In Friday’s job report, the US employment rate fell to 5.8 per cent in May from 6.1 per cent in April, as companies added 559,000 jobs. Meanwhile, US workers’ wages registered strong gains, adding pressure on the Federal Reserve to fine-tune its monetary policy to balance growth and inflation risks.
“The May non-farm payrolls report showed that the economy is still far from showing substantial progress with the labour market recovery,” said Edward Moya, an analyst at Oanda.
Hong Kong’s stocks have reverted to its rangebound trading pattern as a lack of catalysts scuppered a breakout attempt last week amid renewed concerns about US sanctions on Chinese firms. Treasury Secretary Janet Yellen said President Joe Biden should push on with his US$4 trillion spending plans, adding that a “slightly higher” interest rate environment would be a “plus” should they quicken inflation.
“If we ended up with a slightly higher interest rate environment, it would actually be a plus for society’s point of view and the Fed’s point of view,” Yellen said, according to Bloomberg on Sunday.
Other major markets in Asia were mixed on Monday, with stock benchmarks in Japan and Taiwan retreating slightly and those in Australia and Taiwan advancing.
Traders are also keeping a close watch on China’s factory-gate inflation data that is due on Wednesday. The government took measures over the past month to curb surging commodity prices.
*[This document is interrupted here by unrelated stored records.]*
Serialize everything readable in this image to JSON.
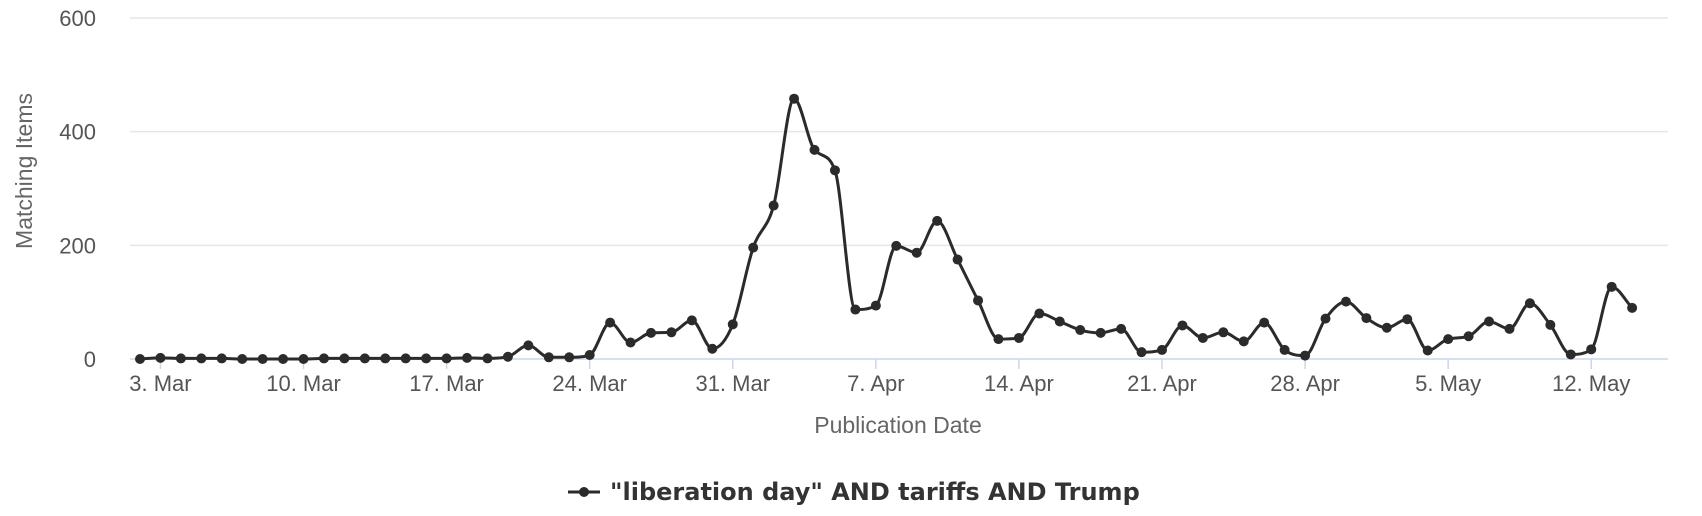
{
  "chart_data": {
    "type": "line",
    "smooth": true,
    "xlabel": "Publication Date",
    "ylabel": "Matching Items",
    "ylim": [
      0,
      600
    ],
    "y_ticks": [
      0,
      200,
      400,
      600
    ],
    "x_ticks": [
      {
        "date": "2025-03-03",
        "label": "3. Mar"
      },
      {
        "date": "2025-03-10",
        "label": "10. Mar"
      },
      {
        "date": "2025-03-17",
        "label": "17. Mar"
      },
      {
        "date": "2025-03-24",
        "label": "24. Mar"
      },
      {
        "date": "2025-03-31",
        "label": "31. Mar"
      },
      {
        "date": "2025-04-07",
        "label": "7. Apr"
      },
      {
        "date": "2025-04-14",
        "label": "14. Apr"
      },
      {
        "date": "2025-04-21",
        "label": "21. Apr"
      },
      {
        "date": "2025-04-28",
        "label": "28. Apr"
      },
      {
        "date": "2025-05-05",
        "label": "5. May"
      },
      {
        "date": "2025-05-12",
        "label": "12. May"
      }
    ],
    "grid": true,
    "legend_position": "bottom-center",
    "line_color": "#2b2b2b",
    "series": [
      {
        "name": "\"liberation day\" AND tariffs AND Trump",
        "x": [
          "2025-03-02",
          "2025-03-03",
          "2025-03-04",
          "2025-03-05",
          "2025-03-06",
          "2025-03-07",
          "2025-03-08",
          "2025-03-09",
          "2025-03-10",
          "2025-03-11",
          "2025-03-12",
          "2025-03-13",
          "2025-03-14",
          "2025-03-15",
          "2025-03-16",
          "2025-03-17",
          "2025-03-18",
          "2025-03-19",
          "2025-03-20",
          "2025-03-21",
          "2025-03-22",
          "2025-03-23",
          "2025-03-24",
          "2025-03-25",
          "2025-03-26",
          "2025-03-27",
          "2025-03-28",
          "2025-03-29",
          "2025-03-30",
          "2025-03-31",
          "2025-04-01",
          "2025-04-02",
          "2025-04-03",
          "2025-04-04",
          "2025-04-05",
          "2025-04-06",
          "2025-04-07",
          "2025-04-08",
          "2025-04-09",
          "2025-04-10",
          "2025-04-11",
          "2025-04-12",
          "2025-04-13",
          "2025-04-14",
          "2025-04-15",
          "2025-04-16",
          "2025-04-17",
          "2025-04-18",
          "2025-04-19",
          "2025-04-20",
          "2025-04-21",
          "2025-04-22",
          "2025-04-23",
          "2025-04-24",
          "2025-04-25",
          "2025-04-26",
          "2025-04-27",
          "2025-04-28",
          "2025-04-29",
          "2025-04-30",
          "2025-05-01",
          "2025-05-02",
          "2025-05-03",
          "2025-05-04",
          "2025-05-05",
          "2025-05-06",
          "2025-05-07",
          "2025-05-08",
          "2025-05-09",
          "2025-05-10",
          "2025-05-11",
          "2025-05-12",
          "2025-05-13",
          "2025-05-14"
        ],
        "values": [
          0,
          2,
          1,
          1,
          1,
          0,
          0,
          0,
          0,
          1,
          1,
          1,
          1,
          1,
          1,
          1,
          2,
          1,
          4,
          24,
          3,
          3,
          7,
          64,
          29,
          46,
          47,
          68,
          18,
          61,
          196,
          270,
          458,
          368,
          332,
          87,
          94,
          199,
          187,
          243,
          175,
          103,
          35,
          37,
          80,
          66,
          51,
          46,
          53,
          12,
          16,
          59,
          37,
          47,
          31,
          64,
          16,
          6,
          71,
          101,
          72,
          55,
          70,
          15,
          35,
          40,
          66,
          53,
          98,
          60,
          8,
          17,
          127,
          90
        ]
      }
    ]
  }
}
Producer prices probably rose 8.5 per cent in May, accelerating from a 6.8 per cent in April, according to consensus in a Bloomberg survey of economists.
On the bright side, WH Group, the world’s biggest meat processor, surged 7.7 per cent to HK$7.33 after offering as much as HK$14.95 billion (US$1.93 billion) to buy back 13 per cent of its capital at a premium to market.
CNOOC climbed 2.4 per cent to HK$8.72 and China Petroleum & Chemical, also known as Sinopec, rose 0.2 per cent to HK$4.29. Oil futures rose as much as 0.6 per cent to US$70 in Asian trading after upbeat comments by major trader Vitol Group on demand outlook. Crude topped US$70 a barrel for the first time since 2018.
All the four companies rose on their first day of trading on the mainland’s exchanges. Among top performers, Shenzhen Sosen Electronics, which makes light-emitting diode drivers, surged 450 per cent in Shenzhen. Wuxi Zhenhua Auto Parts gained the least, rising 44 per cent to 16.16 yuan in Shanghai.